Zum einen bedeutet “Wellness” natürlich so etwas wie körperliches Wohlbefinden, das durch kostspielige Sport- und Ernährungsprogramme in modischer Kleidung erreicht werden soll. Andererseits aber ist “Wellness” ein bayerisches Wort und bezeichnet den glücklichen Zustand, der sich beim Genuß des Kunstschaffens von Mitgliedern der Familie Well einstellt - ein fortgeschrittenes und aufgeklärtes Bayerntum, dessen unverrückbare Koordinaten dennoch Misthaufen, Wirtshaus und Kirchturm sind. Die Wellküren sind das derzeit vermutlich einzige Hardcore-Stubnmusi-Terzett, dessen Verweigerung von Präzision einem Punkaufstand im Dirndl gleichkommt.
(Abendzeitung München v. 24.9.1998)
Die ausverkaufte Halle glich bereits nach wenigen bissigen Gstanzln einem brodelnden Hexenkessel.
(Augsburger Allgemeine v. 28.10.1996)
Dafür lebt mehr in diesem Programm, dafür trifft mehr unerwartet unverschämt ins Schwarze. Das ist immer ganz nah an den Zufälligkeiten des (Frauen-) Alltags und deshalb lauert dort auch immer das Böse. Ohne Zeigefinger, ohne Moral, doch immer infam und hinterhältig vertrackt. Die Wellküren - eine echte Frauenbewegung.

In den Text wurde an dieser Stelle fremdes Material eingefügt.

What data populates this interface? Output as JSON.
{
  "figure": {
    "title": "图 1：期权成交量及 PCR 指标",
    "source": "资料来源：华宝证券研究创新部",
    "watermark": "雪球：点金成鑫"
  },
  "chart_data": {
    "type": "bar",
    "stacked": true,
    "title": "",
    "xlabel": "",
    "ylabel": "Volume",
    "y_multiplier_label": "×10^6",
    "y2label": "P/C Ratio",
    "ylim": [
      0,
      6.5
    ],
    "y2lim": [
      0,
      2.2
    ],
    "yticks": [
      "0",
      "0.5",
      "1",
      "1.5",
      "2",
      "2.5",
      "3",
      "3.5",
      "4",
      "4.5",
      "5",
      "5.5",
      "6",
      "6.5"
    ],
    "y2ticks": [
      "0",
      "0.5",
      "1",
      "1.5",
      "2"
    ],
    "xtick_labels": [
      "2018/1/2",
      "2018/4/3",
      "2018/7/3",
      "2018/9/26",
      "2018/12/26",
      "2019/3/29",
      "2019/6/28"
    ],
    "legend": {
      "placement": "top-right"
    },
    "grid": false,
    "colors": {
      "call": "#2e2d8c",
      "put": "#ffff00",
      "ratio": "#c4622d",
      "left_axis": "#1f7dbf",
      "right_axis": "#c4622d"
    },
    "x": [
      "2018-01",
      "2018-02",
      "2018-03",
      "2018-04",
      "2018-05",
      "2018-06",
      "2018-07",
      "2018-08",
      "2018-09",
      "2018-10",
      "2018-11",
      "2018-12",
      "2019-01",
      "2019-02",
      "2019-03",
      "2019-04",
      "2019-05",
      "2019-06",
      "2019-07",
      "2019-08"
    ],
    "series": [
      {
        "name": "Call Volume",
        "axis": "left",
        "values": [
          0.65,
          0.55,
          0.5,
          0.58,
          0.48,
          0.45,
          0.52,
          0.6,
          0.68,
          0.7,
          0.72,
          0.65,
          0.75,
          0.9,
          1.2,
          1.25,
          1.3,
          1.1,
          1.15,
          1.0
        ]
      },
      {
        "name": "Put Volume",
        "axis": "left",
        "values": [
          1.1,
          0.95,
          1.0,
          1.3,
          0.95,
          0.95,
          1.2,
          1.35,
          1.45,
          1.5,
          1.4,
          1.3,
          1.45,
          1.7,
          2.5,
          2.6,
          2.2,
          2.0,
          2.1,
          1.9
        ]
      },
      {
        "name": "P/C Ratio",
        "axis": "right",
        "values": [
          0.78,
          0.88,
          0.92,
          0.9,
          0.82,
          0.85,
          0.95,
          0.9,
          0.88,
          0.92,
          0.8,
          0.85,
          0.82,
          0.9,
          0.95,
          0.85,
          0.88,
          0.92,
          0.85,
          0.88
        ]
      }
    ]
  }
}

(tz München v. 13.10.1995)
Sie sind sich treu geblieben, die “Wellküren”, auch im “Wellness”-Programm. Doch das Lifting und Relaxing hat ihnen, allem Spott zum Trotz, auch gut getan, sie wirken tatsächlich entspannter und dadurch frecher, spitzer, direkter. Das ist selbst der guten alten Stubnmusi anzuhören, die sie immer wieder zur Geltung bringen, nicht zuletzt, weil doch die Eltern damals geraten haben: “Lernt’s a Saiteninstrument, Madln, und spuit’s a Stubnmusi, des is die beste Empfängnisverhütung.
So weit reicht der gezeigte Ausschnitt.